Devido à floresta densa e ao desenvolvimento assimétrico do Brasil, com a maior parte do orçamento nacional concentrada no sul, a região amazônica sofre com significativa falta de infraestrutura, especialmente em áreas remotas. As opções de transporte são extremamente limitadas, dificultando a logística e tornando tudo consideravelmente mais caro. Essa escassez de infraestrutura e altos custos torna muito difícil construir e manter projetos nesses locais afastados. Como consequência, as cidades abrigam cerca de 70% da população da região, detendo o verdadeiro poder de influenciar a política e liderar a transformação ecológica urgente de que a Amazônia precisa.

Por muito tempo, a Amazônia foi vista como um vasto espaço vazio, um obstáculo ao desenvolvimento. Para os garimpeiros de fortuna, identificar-se como amazônida significa compartilhar espaço com macacos, árvores e, pior ainda em sua percepção, comunidades indígenas.
Muitos residentes têm dificuldade em assumir com orgulho sua conexão com o bioma florestal. Pode parecer contraproducente, mas uma parte fundamental do trabalho de proteção do bioma amazônico precisa ocorrer em suas cidades.

Para que a Amazônia seja preservada, suas cidades devem abraçar seu papel. As pessoas que ali vivem são fundamentais nessa luta, e seu envolvimento será crucial para garantir o futuro desse ecossistema vital. Mas essa lacuna de identidade não é apenas uma questão de filiação pessoal; reflete uma discrepância ideológica mais profunda na forma como a Amazônia é percebida e concebida.

Quase um século, a estratégia de desenvolvimento amazônico foi direta: explorar a floresta como um recurso para impulsionar o crescimento do país e sua segunda revolução industrial. Em 1967, a Zona Franca de Manaus foi criada, rapidamente ganhando destaque e hoje respondendo por 80% do PIB do estado do Amazonas. Ela se tornou o terceiro maior polo industrial do Brasil, graças a um sistema de incentivos atraentes e isenções fiscais.

Existe uma oposição ideológica e identitária que dividiu a floresta em dois: de um lado, os ativistas; do outro, garimpeiros, madeireiros e agricultores. Hoje, essa oposição se transformou em guerra. Com pouquíssimos meios para controlar essa vasta floresta, muitos trabalhadores invadem regiões ilegalmente para explorá-las. Em resposta, os amazônidas se erguem e resistem, muitas vezes enfrentando armas de fogo.

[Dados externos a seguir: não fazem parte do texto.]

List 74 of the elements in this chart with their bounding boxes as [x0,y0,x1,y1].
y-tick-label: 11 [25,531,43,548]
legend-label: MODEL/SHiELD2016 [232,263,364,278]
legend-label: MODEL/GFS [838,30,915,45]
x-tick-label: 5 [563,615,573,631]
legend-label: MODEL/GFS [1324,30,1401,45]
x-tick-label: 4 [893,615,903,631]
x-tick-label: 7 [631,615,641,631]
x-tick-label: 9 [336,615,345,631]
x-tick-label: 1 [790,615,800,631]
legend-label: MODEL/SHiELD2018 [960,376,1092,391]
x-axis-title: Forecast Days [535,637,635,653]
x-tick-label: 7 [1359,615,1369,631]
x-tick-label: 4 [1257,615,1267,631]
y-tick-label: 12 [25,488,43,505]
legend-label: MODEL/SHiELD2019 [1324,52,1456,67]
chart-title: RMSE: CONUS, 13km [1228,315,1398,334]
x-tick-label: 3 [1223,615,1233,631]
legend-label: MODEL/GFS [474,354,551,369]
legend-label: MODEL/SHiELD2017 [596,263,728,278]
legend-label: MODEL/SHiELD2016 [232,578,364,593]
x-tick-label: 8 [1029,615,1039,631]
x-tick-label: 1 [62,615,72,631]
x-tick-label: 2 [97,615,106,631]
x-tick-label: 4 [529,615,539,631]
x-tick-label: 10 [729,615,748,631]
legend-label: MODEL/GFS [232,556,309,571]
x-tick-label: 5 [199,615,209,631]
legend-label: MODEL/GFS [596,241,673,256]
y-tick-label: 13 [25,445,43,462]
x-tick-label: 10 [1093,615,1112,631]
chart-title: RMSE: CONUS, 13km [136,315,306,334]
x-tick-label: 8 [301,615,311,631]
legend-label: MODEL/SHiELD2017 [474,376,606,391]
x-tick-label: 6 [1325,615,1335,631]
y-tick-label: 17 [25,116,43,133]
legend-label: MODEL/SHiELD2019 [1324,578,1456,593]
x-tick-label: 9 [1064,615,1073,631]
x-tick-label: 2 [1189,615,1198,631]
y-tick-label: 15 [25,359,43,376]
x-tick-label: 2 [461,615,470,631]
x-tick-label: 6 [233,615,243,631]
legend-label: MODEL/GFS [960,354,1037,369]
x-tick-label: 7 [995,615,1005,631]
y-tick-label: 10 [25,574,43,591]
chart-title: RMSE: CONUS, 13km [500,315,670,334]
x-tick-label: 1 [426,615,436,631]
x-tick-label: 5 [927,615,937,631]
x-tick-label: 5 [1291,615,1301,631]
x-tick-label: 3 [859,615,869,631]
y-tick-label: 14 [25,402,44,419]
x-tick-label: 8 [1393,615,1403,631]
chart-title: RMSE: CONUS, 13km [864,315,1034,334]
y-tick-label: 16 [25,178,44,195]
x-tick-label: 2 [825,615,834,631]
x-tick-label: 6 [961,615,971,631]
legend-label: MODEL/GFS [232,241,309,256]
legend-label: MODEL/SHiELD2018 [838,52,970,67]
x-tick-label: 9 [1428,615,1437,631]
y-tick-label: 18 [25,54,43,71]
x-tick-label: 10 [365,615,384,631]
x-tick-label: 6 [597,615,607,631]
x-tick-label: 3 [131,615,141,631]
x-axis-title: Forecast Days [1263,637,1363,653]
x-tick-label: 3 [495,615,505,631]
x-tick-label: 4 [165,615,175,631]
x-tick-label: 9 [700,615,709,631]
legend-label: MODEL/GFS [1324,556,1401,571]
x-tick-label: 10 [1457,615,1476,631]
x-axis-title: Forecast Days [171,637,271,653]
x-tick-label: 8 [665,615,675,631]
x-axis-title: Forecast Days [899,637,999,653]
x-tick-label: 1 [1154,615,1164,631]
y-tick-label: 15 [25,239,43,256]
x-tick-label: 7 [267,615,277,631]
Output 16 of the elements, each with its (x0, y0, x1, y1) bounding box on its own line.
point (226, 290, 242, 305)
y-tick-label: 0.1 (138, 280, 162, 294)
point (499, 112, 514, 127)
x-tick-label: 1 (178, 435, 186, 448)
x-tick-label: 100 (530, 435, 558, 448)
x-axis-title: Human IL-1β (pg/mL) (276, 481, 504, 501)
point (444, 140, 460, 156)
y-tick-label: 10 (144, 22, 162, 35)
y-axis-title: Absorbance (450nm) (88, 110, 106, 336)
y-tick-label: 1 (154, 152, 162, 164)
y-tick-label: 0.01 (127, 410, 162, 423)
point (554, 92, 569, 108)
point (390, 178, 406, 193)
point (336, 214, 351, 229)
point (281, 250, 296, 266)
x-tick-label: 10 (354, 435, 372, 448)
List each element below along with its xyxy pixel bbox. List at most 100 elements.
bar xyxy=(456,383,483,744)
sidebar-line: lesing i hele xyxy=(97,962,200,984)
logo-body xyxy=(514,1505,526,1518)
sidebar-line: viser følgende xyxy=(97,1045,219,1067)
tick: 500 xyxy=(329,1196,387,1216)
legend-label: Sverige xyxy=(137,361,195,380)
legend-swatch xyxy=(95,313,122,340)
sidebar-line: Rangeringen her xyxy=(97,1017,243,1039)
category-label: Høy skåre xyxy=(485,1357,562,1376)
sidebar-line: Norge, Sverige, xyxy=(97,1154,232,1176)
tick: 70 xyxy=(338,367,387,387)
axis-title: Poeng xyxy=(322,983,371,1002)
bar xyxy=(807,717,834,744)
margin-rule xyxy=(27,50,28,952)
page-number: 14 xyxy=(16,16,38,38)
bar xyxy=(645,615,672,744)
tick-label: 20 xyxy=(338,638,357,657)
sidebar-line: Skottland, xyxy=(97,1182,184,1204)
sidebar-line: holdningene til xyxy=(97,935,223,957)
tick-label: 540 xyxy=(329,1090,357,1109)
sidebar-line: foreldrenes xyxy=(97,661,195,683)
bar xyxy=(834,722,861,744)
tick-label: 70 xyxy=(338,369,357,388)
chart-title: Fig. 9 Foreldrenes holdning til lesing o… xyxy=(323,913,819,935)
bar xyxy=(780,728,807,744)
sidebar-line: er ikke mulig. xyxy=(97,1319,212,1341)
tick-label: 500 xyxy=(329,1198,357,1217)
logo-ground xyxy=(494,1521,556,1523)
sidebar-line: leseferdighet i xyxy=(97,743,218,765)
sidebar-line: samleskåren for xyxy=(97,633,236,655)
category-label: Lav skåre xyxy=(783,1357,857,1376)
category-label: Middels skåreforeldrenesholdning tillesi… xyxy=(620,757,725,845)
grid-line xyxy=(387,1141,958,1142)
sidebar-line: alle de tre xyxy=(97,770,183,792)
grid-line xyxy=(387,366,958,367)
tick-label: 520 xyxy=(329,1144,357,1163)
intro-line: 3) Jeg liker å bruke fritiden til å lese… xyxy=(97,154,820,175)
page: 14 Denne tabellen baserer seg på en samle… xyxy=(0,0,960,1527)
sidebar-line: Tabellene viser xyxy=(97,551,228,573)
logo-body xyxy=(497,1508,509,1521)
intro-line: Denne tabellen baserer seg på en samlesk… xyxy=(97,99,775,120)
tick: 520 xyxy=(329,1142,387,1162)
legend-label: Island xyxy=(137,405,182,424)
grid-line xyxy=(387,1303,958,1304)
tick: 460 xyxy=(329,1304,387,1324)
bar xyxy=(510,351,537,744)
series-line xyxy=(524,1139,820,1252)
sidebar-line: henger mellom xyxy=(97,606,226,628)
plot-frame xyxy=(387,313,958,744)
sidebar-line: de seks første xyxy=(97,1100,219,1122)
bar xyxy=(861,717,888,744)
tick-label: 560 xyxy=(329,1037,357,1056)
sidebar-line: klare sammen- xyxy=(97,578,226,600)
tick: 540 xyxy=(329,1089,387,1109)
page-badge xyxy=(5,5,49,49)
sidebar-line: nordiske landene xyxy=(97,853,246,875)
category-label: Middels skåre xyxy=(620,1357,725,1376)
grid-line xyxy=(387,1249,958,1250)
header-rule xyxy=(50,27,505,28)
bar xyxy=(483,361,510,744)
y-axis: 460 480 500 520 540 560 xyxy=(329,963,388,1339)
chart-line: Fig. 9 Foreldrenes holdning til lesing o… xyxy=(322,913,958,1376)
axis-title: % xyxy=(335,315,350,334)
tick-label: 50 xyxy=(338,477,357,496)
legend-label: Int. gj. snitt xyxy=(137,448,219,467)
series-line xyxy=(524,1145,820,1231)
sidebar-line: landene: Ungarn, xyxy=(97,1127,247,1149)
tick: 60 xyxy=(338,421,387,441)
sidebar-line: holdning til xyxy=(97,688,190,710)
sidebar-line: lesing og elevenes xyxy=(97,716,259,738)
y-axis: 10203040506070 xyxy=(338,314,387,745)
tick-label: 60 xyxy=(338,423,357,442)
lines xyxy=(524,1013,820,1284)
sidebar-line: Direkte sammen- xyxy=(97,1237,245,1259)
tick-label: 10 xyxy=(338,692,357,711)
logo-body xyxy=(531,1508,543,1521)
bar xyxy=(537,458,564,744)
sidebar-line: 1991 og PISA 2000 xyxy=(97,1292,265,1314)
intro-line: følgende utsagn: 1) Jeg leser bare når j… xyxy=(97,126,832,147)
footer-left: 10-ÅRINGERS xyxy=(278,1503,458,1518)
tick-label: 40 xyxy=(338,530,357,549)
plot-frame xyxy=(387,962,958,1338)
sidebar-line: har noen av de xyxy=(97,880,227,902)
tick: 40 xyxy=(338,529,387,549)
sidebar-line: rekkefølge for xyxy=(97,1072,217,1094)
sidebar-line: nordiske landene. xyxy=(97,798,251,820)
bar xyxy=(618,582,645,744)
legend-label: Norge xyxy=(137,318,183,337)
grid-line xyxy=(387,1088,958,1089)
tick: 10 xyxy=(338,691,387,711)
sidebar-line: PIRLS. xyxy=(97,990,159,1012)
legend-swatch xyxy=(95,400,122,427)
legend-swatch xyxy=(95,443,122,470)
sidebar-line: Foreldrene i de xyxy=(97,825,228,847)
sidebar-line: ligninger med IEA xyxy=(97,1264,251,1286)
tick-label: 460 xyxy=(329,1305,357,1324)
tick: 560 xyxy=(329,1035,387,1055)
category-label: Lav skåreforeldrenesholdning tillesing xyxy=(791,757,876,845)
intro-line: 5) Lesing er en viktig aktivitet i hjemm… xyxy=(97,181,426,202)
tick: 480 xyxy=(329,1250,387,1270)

Seria simples apontar o dedo para o governo brasileiro e lançar sobre ele toda a culpa pelas feridas da Amazônia. Também seria confortável transformar os trabalhadores da indústria em vilões, usando a demagogia como atalho para a indignação. Mas a verdade é mais densa, mais sinuosa.
O Brasil, em sua busca por um lugar entre as potências globais, há muito tempo trilha os passos de um modelo de desenvolvimento moldado pelo Ocidente — um caminho que insiste em classificá-lo como “subdesenvolvido”, mesmo quando sangra para crescer.
Talvez estejamos tão imersos nesse parasitismo que passamos a acreditar que só há futuro se for comprado à imagem do sonho americano.

Não podemos esquecer que a mineração, a exploração florestal e a agricultura são quase totalmente impulsionadas por mercados externos (Europa, EUA, China). Precisamos repensar as forças mais amplas que movem essa exploração e talvez nos afastar da pressão global de proteger aquilo que o mundo chama de “os pulmões da Terra”.

Na Amazônia, a farinha de mandioca é mais que alimento — é sustento, é raiz. Presente em toda refeição, ela nasce de um ritual ancestral: secar, triturar, torrar. Mas por trás desse gesto cotidiano, há um esforço árduo que a floresta esconde. Sem ferramentas, sem apoio, os agricultores lutam com as mãos contra a terra. E para seguir plantando, recorrem ao fogo, não por escolha, mas por urgência. A queimada vira resposta ao abandono, não à tradição.
Assim, a sobrevivência queima junto com a mata, dia após dia. Não é o povo que destrói, é o sistema que deixa arder.